A top writer has hit out against Jeremy Corbyn supporters attempting to shut down criticism of the Labour leader in comedy sketches.
Laurence Howarth, whose sketches starring Tracey Ullman provoked fury from some of Corbyn's supporters on social media, admits he was taken aback by the response, which included a constant stream of attacks against the show's producer Caroline Norris.
A writer and actor, Howarth also co-stars in the sketches as Shadow Chancellor John McDonnell (pictured above).
There was initial confusion when a Corbyn supporter on Twitter implied that one particular sketch was written by David Baddiel, leading to attacks on the Jewish comedian from a number of other Corbyn supporters, including politician George Galloway.
"The person who tweeted about David Baddiel didn't really think through his argument," said Laurence, talking to James Cary and Dave Cohen in the latest Sitcom Geeks podcast. "He was clearly saying 'This sketch about how the left have a problem about anti-Semitism is so wrong it could have been written by a Jew.' At which point the irony-meter exploded."

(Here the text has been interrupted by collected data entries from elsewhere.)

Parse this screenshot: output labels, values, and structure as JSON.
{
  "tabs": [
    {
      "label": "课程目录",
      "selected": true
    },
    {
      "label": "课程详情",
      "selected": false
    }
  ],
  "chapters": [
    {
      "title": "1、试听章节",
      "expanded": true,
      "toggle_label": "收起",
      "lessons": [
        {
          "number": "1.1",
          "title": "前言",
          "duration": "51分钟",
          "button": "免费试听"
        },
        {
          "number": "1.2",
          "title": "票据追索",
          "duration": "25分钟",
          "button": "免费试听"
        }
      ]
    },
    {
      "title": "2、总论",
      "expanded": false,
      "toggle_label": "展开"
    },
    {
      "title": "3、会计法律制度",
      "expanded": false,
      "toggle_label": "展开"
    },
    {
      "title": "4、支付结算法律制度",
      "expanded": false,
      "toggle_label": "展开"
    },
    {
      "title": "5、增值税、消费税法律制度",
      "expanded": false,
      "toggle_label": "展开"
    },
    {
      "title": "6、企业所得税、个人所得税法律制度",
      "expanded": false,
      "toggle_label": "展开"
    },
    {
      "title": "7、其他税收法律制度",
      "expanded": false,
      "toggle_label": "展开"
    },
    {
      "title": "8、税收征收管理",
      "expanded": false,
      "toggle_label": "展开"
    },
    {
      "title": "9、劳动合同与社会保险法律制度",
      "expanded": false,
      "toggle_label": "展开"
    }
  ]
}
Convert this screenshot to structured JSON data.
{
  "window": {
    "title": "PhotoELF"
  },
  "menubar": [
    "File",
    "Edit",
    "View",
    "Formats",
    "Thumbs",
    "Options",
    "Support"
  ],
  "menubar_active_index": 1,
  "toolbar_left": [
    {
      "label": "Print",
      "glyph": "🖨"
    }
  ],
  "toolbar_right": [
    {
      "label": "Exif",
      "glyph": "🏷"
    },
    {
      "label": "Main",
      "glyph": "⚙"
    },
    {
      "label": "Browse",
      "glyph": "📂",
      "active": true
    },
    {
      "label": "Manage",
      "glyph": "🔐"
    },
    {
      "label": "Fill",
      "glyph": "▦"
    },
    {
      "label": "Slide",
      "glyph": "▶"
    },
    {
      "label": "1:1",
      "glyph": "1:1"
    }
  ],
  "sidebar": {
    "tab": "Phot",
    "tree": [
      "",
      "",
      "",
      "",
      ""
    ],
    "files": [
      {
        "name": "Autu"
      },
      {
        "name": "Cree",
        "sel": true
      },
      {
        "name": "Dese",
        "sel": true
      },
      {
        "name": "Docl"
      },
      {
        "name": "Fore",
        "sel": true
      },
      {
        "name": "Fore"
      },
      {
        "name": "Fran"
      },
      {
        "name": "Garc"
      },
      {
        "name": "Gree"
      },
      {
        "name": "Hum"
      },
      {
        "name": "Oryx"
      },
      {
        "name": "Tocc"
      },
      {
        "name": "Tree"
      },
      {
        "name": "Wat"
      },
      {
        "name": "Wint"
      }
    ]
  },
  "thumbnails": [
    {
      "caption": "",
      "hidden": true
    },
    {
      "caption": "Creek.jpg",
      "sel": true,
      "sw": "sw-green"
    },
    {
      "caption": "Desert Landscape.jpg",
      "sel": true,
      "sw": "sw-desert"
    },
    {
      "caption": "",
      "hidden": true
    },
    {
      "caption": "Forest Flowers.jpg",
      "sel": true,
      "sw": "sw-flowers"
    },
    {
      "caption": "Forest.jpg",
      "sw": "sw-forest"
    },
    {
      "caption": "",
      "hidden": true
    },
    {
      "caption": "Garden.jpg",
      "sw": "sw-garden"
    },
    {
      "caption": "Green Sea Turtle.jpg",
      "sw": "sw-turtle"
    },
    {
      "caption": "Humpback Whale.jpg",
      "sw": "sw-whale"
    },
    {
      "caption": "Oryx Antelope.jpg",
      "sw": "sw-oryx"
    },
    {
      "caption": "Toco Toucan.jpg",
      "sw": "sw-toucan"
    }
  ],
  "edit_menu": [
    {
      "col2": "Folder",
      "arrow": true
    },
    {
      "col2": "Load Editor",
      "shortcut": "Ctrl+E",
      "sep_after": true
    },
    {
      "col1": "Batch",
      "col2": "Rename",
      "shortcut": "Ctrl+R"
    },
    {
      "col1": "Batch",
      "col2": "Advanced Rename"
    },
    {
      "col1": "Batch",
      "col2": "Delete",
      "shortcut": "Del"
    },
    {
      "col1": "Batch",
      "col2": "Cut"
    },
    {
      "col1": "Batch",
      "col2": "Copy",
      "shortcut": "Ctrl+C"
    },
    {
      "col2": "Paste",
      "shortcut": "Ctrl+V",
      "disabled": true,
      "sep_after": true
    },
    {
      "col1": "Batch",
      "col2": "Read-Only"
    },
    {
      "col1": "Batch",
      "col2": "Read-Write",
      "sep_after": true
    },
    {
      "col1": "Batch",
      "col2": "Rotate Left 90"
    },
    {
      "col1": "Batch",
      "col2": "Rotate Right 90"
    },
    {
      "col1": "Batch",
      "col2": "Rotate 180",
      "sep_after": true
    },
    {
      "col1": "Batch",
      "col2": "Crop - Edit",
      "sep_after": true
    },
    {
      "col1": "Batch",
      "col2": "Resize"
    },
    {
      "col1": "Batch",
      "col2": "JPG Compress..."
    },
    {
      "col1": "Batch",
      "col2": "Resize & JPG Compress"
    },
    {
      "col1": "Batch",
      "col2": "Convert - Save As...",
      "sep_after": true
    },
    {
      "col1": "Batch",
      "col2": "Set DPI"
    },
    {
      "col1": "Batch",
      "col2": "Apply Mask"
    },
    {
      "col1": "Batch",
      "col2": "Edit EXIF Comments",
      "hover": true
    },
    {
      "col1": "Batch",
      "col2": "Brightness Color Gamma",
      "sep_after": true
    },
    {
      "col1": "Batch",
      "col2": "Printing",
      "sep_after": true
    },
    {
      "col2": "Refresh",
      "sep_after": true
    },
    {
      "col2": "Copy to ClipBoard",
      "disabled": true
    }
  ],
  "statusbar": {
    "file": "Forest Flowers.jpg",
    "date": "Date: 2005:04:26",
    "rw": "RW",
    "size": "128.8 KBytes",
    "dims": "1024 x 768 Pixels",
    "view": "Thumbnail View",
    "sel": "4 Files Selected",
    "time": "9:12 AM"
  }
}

Laurence isn't a Twitter user so wasn't aware of the row until 48 hours after the episode had aired. He says: "Caroline had a pretty unpleasant time for a few days. It was relentless, also you don't know who these people are. If someone keeps tweeting you hour after hour, like they're saying 'I know where you are' it's incredibly sinister.
"It took us a while to work out how to respond. I thought I should get the credit, it's not often that a comedy writer gets recognition - and I was very proud of the sketch. But the fact I wrote it was completely immaterial.
"I've been [writing satire] for nearly 20 years, but imagine if I'd been a new writer just starting out. It could have been quite traumatic.
"I watched the sketch back and knew I could justify every line. I had thought something might happen with this sketch, even though I was taken aback by how much, which is why I researched it before writing and we went through it very carefully. If anything it's closer to the edge on Gerry Adams than Jeremy Corbyn."
Eventually, Laurence agreed to be identified as the writer here, by British Comedy Guide. "It meant people in the industry knew it was me, but it didn't push me into the limelight. I didn't want to get into an argument with these people on Twitter because I thought it would be a waste of time."
The sketch was criticised as being BBC propaganda, "which is ridiculous. There are sketches in the show about the Tories, the SNP, the Lib Dems... It's relatively new in my career for the BBC to be attacked from the left. People who support Corbyn do so with extraordinary zeal, they feel he is the most important thing to happen in the last 100 years."
Howarth has not been deterred by the experience.
He explained: "The way some people have expressed this has been completely out of order. But overall I'm glad to have been reminded that people care. It's clear what is happening at the moment is important.
"People assume I hate Corbyn. Truth is like many people I have mixed feelings. What I'm proud of with that sketch is it's about a man having had a life. Corbyn's a complex guy and I'm glad to put that across and show up the ridiculous thing of you're either for him or against him."